Arrie Hall was convicted of manslaughter, and he appeals. Affirmed.

Judgment affirmed.

Hays Stingley & Whitten, for appellant.

We insist that the defendant could not have been convicted of any crime on this testimony of the state, but admitting that a verdict of some sort would stand on this testimony, then we have the emphatic and undisputed testimony of the real eye-witnesses to the shooting. There is nothing in the record to contradict it in any sort of way. If this testimony be true, then the defendant acted in self-defense.

"If all the testimony in this case, whether introduced by the state or the defendant, leaves the question of the defendant's guilt in reasonable doubt, a judgment of conviction cannot be upheld. This, as we see it, is a case that now confronts us. The account which the defendant gave is not upon its face an unreasonable story. He is the only eye-witness testifying. His testimony, unless materially contradicted by the physical facts, should not be utterly ignored." Houston v. State, 117 Miss. 311; Patty v. State, 88 So. 498 (Miss. No. 21809).

The defendant certainly had a right to defend himself and his home. Under the law he did not have to give one inch. When attacked he had a right to shoot and to shoot to kill wherever in the course of the unfortunate occurrence his bullet happened to hit.
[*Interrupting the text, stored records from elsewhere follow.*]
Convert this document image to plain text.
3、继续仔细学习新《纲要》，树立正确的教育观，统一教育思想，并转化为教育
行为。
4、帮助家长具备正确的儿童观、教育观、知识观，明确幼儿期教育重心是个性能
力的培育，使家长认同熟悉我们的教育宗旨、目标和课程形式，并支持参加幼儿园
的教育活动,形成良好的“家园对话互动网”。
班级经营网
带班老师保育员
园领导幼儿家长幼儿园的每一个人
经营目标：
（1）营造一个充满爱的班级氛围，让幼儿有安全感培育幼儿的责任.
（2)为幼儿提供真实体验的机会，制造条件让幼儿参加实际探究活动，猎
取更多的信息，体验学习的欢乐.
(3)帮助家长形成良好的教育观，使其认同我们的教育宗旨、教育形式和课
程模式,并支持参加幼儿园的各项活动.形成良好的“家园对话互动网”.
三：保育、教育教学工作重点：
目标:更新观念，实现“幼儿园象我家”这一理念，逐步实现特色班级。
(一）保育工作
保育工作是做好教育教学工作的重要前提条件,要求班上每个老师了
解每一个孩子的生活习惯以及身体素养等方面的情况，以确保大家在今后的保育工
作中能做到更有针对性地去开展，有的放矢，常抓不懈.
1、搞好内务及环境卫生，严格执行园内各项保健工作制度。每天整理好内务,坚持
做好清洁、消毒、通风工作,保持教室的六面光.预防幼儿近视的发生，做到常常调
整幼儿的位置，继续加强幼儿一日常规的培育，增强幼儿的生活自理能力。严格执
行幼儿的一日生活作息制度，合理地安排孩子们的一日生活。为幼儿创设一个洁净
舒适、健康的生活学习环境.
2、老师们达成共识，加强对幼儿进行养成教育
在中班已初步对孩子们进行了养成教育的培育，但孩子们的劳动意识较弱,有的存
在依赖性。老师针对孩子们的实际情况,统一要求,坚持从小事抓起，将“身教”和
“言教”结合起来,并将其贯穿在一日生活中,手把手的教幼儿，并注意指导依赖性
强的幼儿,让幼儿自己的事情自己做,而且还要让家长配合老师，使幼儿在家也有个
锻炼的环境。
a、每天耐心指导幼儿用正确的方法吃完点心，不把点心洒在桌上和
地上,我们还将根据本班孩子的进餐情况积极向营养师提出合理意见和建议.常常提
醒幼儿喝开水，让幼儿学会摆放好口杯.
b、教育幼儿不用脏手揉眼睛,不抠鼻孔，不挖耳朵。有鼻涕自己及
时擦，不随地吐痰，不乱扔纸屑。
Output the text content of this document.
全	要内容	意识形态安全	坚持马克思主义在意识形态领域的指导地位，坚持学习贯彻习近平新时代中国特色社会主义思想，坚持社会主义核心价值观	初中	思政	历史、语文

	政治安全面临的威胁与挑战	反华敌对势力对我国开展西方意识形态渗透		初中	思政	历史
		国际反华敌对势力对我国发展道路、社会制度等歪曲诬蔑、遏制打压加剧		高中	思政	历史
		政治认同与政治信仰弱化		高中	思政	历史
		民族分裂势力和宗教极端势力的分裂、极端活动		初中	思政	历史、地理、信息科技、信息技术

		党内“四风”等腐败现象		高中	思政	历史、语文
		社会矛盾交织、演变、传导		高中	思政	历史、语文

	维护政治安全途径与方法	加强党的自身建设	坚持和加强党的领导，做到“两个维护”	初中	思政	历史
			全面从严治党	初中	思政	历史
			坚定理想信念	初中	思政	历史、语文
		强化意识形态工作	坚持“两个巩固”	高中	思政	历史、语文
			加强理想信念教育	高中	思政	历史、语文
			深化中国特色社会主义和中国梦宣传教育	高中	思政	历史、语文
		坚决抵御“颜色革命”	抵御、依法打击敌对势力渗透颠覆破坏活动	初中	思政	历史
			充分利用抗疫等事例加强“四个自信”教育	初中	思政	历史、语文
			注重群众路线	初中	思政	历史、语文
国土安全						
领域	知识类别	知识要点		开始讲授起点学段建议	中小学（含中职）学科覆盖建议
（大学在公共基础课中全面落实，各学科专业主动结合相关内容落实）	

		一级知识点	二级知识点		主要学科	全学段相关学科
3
But they argued in the court below and we assume they will argue here, men do not shoot at the back of others in self-defense. We believe our court has held that under certain circumstances one can shoot another in the back in self-defense. However, in this case, the defendant certainly could not be guilty of manslaughter, having shot another in the back. That crime would be murder, and the jury has found the defendant not guilty of murder. The affirmative testimony for the defendant shows that being about to be assaulted with a pistol, the defendant began to shoot a Winchester rifle. The court no doubt will take judicial notice that Winchester rifles are rapid firing guns. Then the reasonable presumption is, since there is no question that the first shot fired hit the dead man in front, that beginning to fire in self-defense, the defendant fired rapidly and before he realized or knew his assailant's back was turned, so fired as to hit his assailant in the back. We doubt that any human being could tell how it happened, whether it was by reason of the dodging of the mule or of the dodging of Mose. Certainly there is no evidence that the defendant meant to shoot in the back. The affirmative and undisputed testimony going to show that he meant to shoot in self-defense believing himself to be in great danger of bodily harm, and we believe that any man so circumstanced as the defendant then was would have thought and would have acted as the defendant did.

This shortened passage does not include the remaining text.